Decisionismo e anima democristiana

Non vi sono dubbi il nostro Primo ministro vive un momento di difficoltà: aveva promesso che la soluzione italiana per Alitalia sarebbe andata in porto e si trova invece alle prese con le - non del tutto preventivate - resistenze della Cgil e soprattutto del compattissimo sindacato dei piloti. Tutto ciò insieme ad alcune perplessità che affiorano nella cordata di imprenditori rischia di portare la compagnia al fallimento.


Al fallimento e quindi alla cassa integrazione per i lavoratori, al blocco dei voli e degli aeroporti (i dipendenti Alitalia a quel punto non resteranno con le mani in mano), al caos insomma. E il caos Berlusconi non lo sopporta, perché indipendentemente dalle ragioni e dai torti, il caos significa ingovernabilità, immagine incrinata e inevitabile calo dei consensi. Come è potuto accadere? Perché Silvio nella fretta di ”fare” non ha dato il giusto peso all'anima: intendiamo dire la complessa anima del proprio elettorato e in buona misura anche del resto del popolo italiano. Vediamo di cosa si tratta.

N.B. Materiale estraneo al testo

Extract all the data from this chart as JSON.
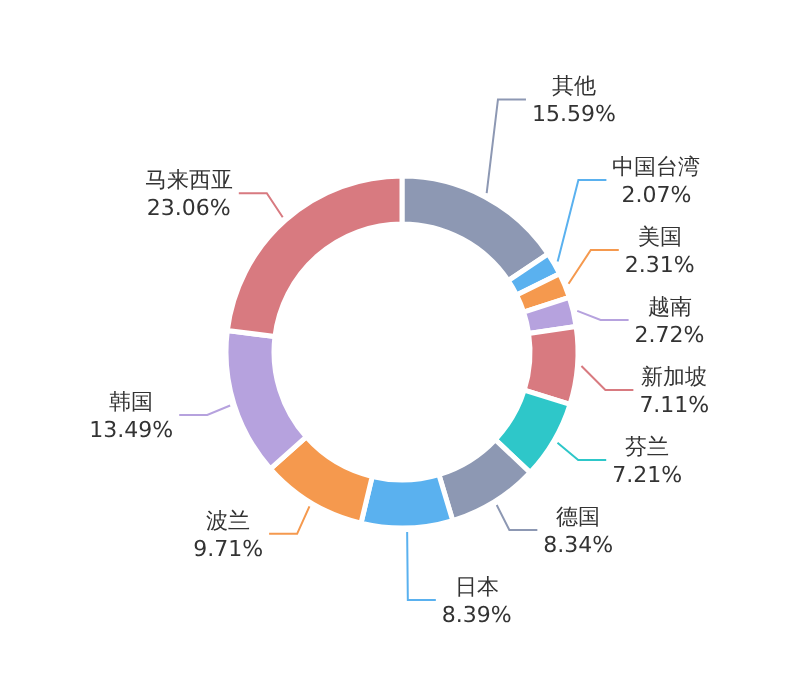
{
  "chart_data": {
    "type": "donut",
    "categories": [
      "其他",
      "中国台湾",
      "美国",
      "越南",
      "新加坡",
      "芬兰",
      "德国",
      "日本",
      "波兰",
      "韩国",
      "马来西亚"
    ],
    "values": [
      15.59,
      2.07,
      2.31,
      2.72,
      7.11,
      7.21,
      8.34,
      8.39,
      9.71,
      13.49,
      23.06
    ],
    "colors": [
      "#8d98b3",
      "#5ab1ef",
      "#f5994e",
      "#b6a2de",
      "#d87a80",
      "#2ec7c9",
      "#8d98b3",
      "#5ab1ef",
      "#f5994e",
      "#b6a2de",
      "#d87a80"
    ],
    "value_labels": [
      "15.59%",
      "2.07%",
      "2.31%",
      "2.72%",
      "7.11%",
      "7.21%",
      "8.34%",
      "8.39%",
      "9.71%",
      "13.49%",
      "23.06%"
    ]
  }
}
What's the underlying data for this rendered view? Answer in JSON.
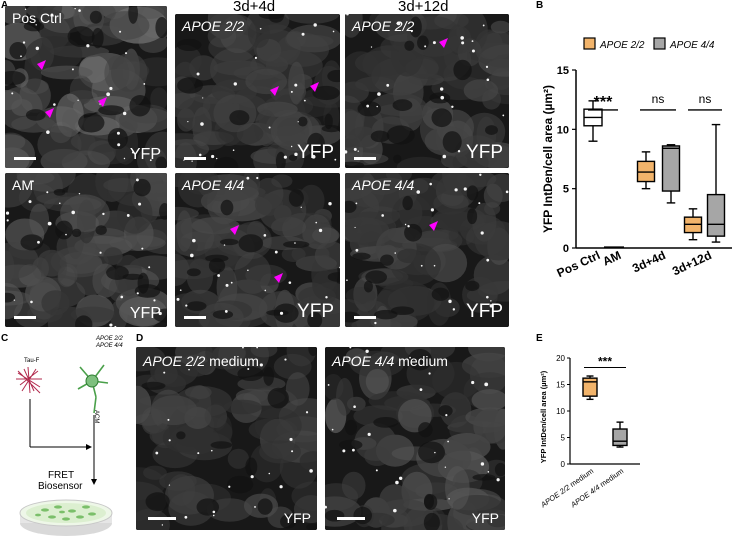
{
  "panels": {
    "A": {
      "letter": "A",
      "col_titles": [
        "3d+4d",
        "3d+12d"
      ],
      "tiles": [
        {
          "label": "Pos Ctrl",
          "italic": false,
          "yfp": "YFP",
          "arrows": 3
        },
        {
          "label": "APOE 2/2",
          "italic": true,
          "yfp": "YFP",
          "arrows": 2
        },
        {
          "label": "APOE 2/2",
          "italic": true,
          "yfp": "YFP",
          "arrows": 1
        },
        {
          "label": "AM",
          "italic": false,
          "yfp": "YFP",
          "arrows": 0
        },
        {
          "label": "APOE 4/4",
          "italic": true,
          "yfp": "YFP",
          "arrows": 2
        },
        {
          "label": "APOE 4/4",
          "italic": true,
          "yfp": "YFP",
          "arrows": 1
        }
      ]
    },
    "B": {
      "letter": "B"
    },
    "C": {
      "letter": "C",
      "tau_label": "Tau-F",
      "apoe_label_1": "APOE 2/2",
      "apoe_label_2": "APOE 4/4",
      "acm_label": "ACM",
      "fret_label_1": "FRET",
      "fret_label_2": "Biosensor"
    },
    "D": {
      "letter": "D",
      "tiles": [
        {
          "genotype": "APOE 2/2",
          "suffix": " medium",
          "yfp": "YFP"
        },
        {
          "genotype": "APOE 4/4",
          "suffix": " medium",
          "yfp": "YFP"
        }
      ]
    },
    "E": {
      "letter": "E"
    }
  },
  "colors": {
    "arrow": "#ff00ff",
    "apoe22": "#f2b46b",
    "apoe44": "#a6a6a6",
    "ctrl": "#ffffff"
  },
  "chart_data": [
    {
      "id": "B",
      "type": "box",
      "ylabel": "YFP IntDen/cell area (µm²)",
      "ylim": [
        0,
        15
      ],
      "yticks": [
        0,
        5,
        10,
        15
      ],
      "legend": [
        {
          "name": "APOE 2/2",
          "color": "#f2b46b"
        },
        {
          "name": "APOE 4/4",
          "color": "#a6a6a6"
        }
      ],
      "legend_position": "top",
      "groups": [
        {
          "label": "Pos Ctrl",
          "boxes": [
            {
              "series": "ctrl",
              "min": 9.0,
              "q1": 10.3,
              "median": 11.0,
              "q3": 11.7,
              "max": 12.4
            }
          ]
        },
        {
          "label": "AM",
          "boxes": [
            {
              "series": "ctrl",
              "min": 0.0,
              "q1": 0.0,
              "median": 0.05,
              "q3": 0.1,
              "max": 0.15
            }
          ]
        },
        {
          "label": "3d+4d",
          "boxes": [
            {
              "series": "APOE 2/2",
              "min": 5.0,
              "q1": 5.6,
              "median": 6.4,
              "q3": 7.3,
              "max": 8.1
            },
            {
              "series": "APOE 4/4",
              "min": 3.8,
              "q1": 4.8,
              "median": 8.4,
              "q3": 8.6,
              "max": 8.7
            }
          ]
        },
        {
          "label": "3d+12d",
          "boxes": [
            {
              "series": "APOE 2/2",
              "min": 0.7,
              "q1": 1.3,
              "median": 2.0,
              "q3": 2.6,
              "max": 3.3
            },
            {
              "series": "APOE 4/4",
              "min": 0.5,
              "q1": 1.0,
              "median": 2.0,
              "q3": 4.5,
              "max": 10.4
            }
          ]
        }
      ],
      "significance": [
        {
          "text": "***",
          "between": [
            "Pos Ctrl",
            "AM"
          ]
        },
        {
          "text": "ns",
          "group": "3d+4d"
        },
        {
          "text": "ns",
          "group": "3d+12d"
        }
      ]
    },
    {
      "id": "E",
      "type": "box",
      "ylabel": "YFP IntDen/cell area (µm²)",
      "ylim": [
        0,
        20
      ],
      "yticks": [
        0,
        5,
        10,
        15,
        20
      ],
      "groups": [
        {
          "label": "APOE 2/2 medium",
          "genotype": "APOE 2/2",
          "suffix": " medium",
          "color": "#f2b46b",
          "min": 12.2,
          "q1": 12.8,
          "median": 15.5,
          "q3": 16.2,
          "max": 16.6
        },
        {
          "label": "APOE 4/4 medium",
          "genotype": "APOE 4/4",
          "suffix": " medium",
          "color": "#a6a6a6",
          "min": 3.2,
          "q1": 3.5,
          "median": 4.3,
          "q3": 6.6,
          "max": 7.9
        }
      ],
      "significance": [
        {
          "text": "***",
          "between": [
            "APOE 2/2 medium",
            "APOE 4/4 medium"
          ]
        }
      ]
    }
  ]
}
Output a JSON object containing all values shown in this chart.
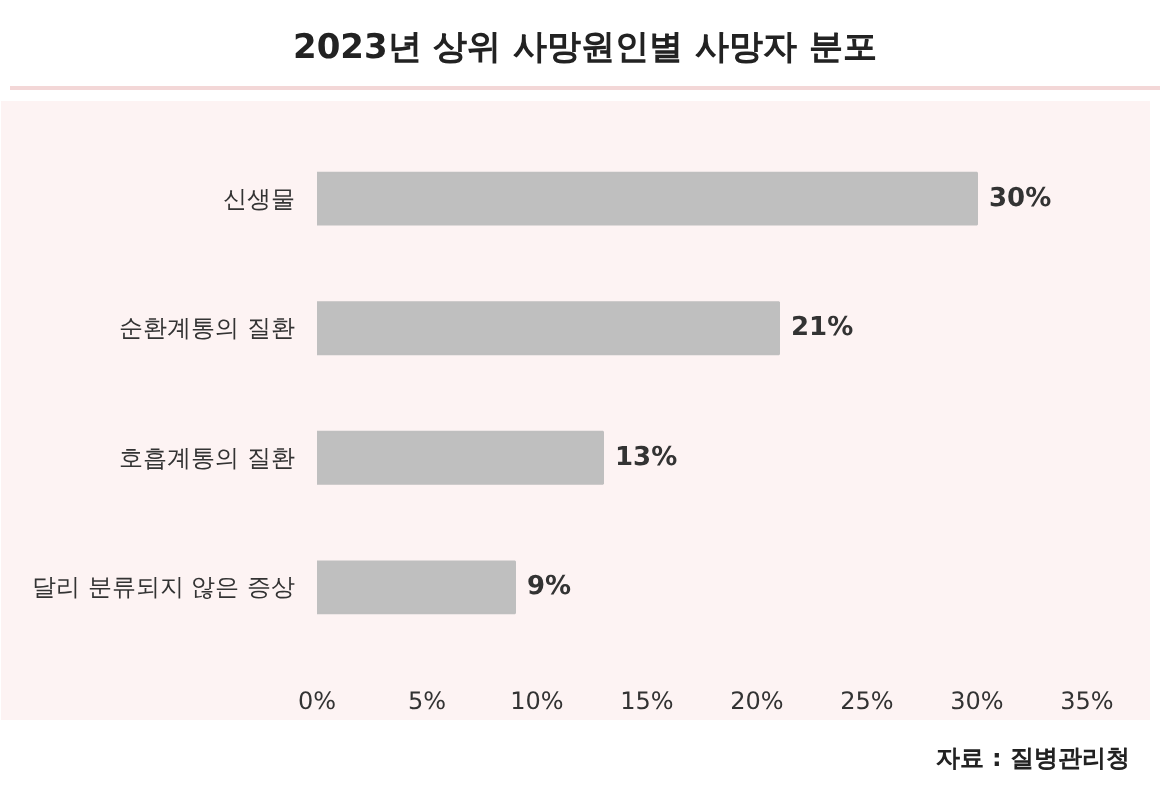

Gli italiani dunque - e in misura molto più accentuata gli elettori di centro-destra - da Berlusconi volevano due cose: in primo luogo che governasse da ”democristiano”, che non fosse invasivo, che lasciasse le cose come stanno, che non turbasse l'oliata redistribuzione della spesa pubblica, che non desse fastidio alle varie corporazioni, che facesse vivere e lasciasse vivere; in secondo luogo - soprattutto nel laboriosissimo nord dove si annidano gli animal spirits della repubblica - ci si attendeva che mettesse le cose a posto, che lanciasse i Brunetta, i Maroni, le Gelmini, i Tremonti, che mettesse mano alla sicurezza, all'economia, che raddrizzasse quanto possibile il franante sistema pubblico italiano, che tenesse a bada la minaccia alle identità profonde del paese.


A guardarle da vicino entrambe le cose rinviavano e rinviano ad un profondo bisogno di protezione: da un lato il vecchio caldo mondo di ieri, dall'altro una riverniciatura all'italiana di un approccio decisionista che abbiamo visto usare con successo nei paesi anglosassoni (partendo dalla Thatcher e finendo con Blair). Purtroppo le due cose non riescono a stare assieme, o meglio tengono finché i nemici sono gli altri o sono costituzionalmente deboli (si chiamino immigrati, precari della scuola, fannulloni vari, prostitute, etc); non tengono più quando ci si scontra con le strutturate corporazioni italiane: ieri i tassisti e i camionisti, oggi gli assistenti di volo e piloti, domani magari le forze dell'ordine, o ancora i magistrati, i professori universitari, etc.


Con questi non si scherza perché costituiscono le dorsali forti del paese, posseggono gli scrigni della professionalità, del potere di veto (possono mandare il paese nel caos) della continuità dello stato. Nella vicenda Alitalia il premier è andato a sbattere contro di questi e paradossalmente ora la doppia anima del suo elettorato è in subbuglio: l'anima democristiana aliena dal conflitto e incline alla permanente mediazione guarda alla vicenda Alitalia con vago timore chiedendosi se magari domani non possa capitare a lei di venire ”esuberata”; l'anima decisionista sogna efficienza, conti in ordine, azioni esemplari alla Margaret Thatcher.


Il povero premier si trova nei guai e non basta a consolarlo il fatto che l'opposizione boccheggia ripetendo come un disco rotto che bisognava vendere ad Air France - quasi che la Cgil qualche responsabilità non l'abbia avuta nella mancata vendita ai francesi. No, non basta perché Silvio intuisce di essere arrivato a un’ inattesa dissociazione: non può dare ascolto all'anima mediativa e democristiana - non ci sono più le risorse economiche di un tempo e gli imprenditori sono lì per guadagnare - mentre invece se pigia sull'acceleratore del decisionismo rischia di entrare in una sorta di Vietnam, piccolo ma pericolosissimo per la sua immagine. Insomma, un vero guaio e tutto per una promessa elettorale sbagliata.